Le trajet en taxi sembla durer des heures et, comme à mon habitude, je commençais à avoir un léger mal des transports après que nous eûmes cahoté sur je ne sais combien de rues pavées. Le chauffeur me déposa sur les quais, et je flânai le long du canal artificiel qui coulait jusqu'au fleuve. A ma droite, un parking ; à gauche, d'innombrables enseignes commerciales. Le bureau d'Harry se trouvait dans un bâtiment abritant des cabinets d'architecte, de comptable et de dentiste. Après qu'on m'eut laissé entrer à l'interphone -et après m'être honteusement embrouillé pour descendre de l'ascenseur, qui s'ouvrait du côté opposé à la montée-, je me retrouvai dans un hall d'accueil des plus chics.

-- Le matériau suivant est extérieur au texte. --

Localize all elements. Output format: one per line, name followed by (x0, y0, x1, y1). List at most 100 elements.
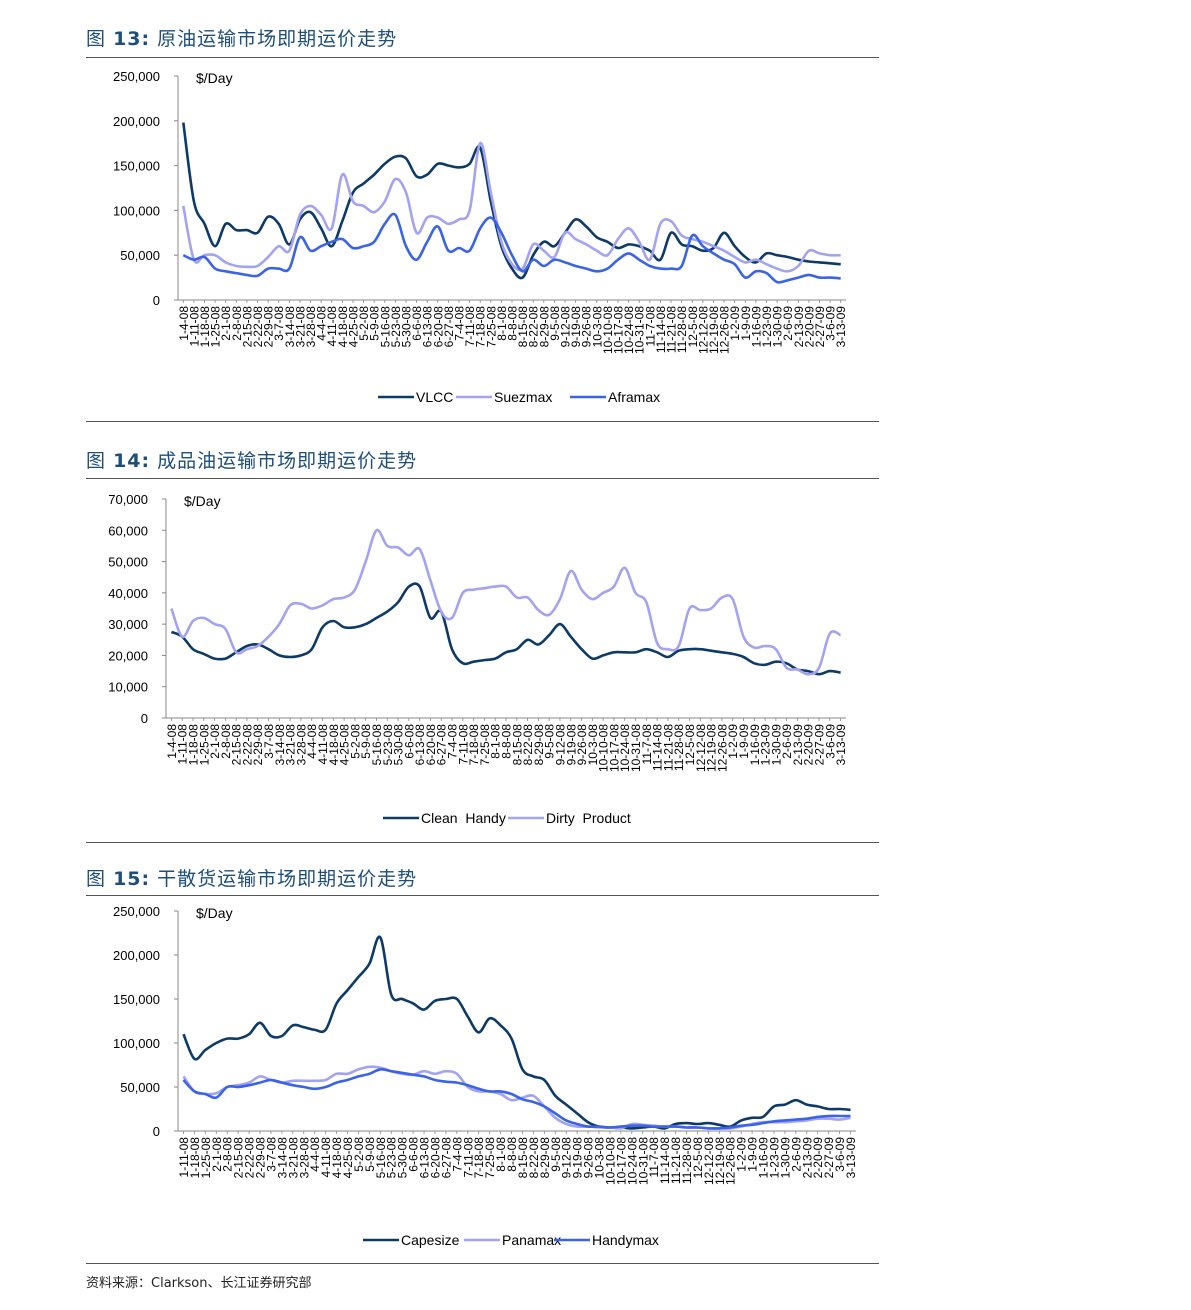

La réceptionniste -blonde- n'était pas du tout telle que je me l'étais figuré. Elle devait avoir l'âge d'Elodie mais au moins dix kilos de plus, et elle m'aveugla de son grand sourire amical. Un badge indiquait son nom : Morag. Je m'étais attendu à une fille grande, élancée et magnifique, qui aurait ricané en apercevant mon jean et demandé à la sécurité de me jeter dehors. Etais-je au bon endroit?
« Puis-je vous aider ? »
Morag rayonnait encore.
« Euh... » Je lançai un coup d'œil alentour, espérant repérer quelque indice m'indiquant que je me trouvais bien au bureau de Harry. « Je cherche Harry Styles. »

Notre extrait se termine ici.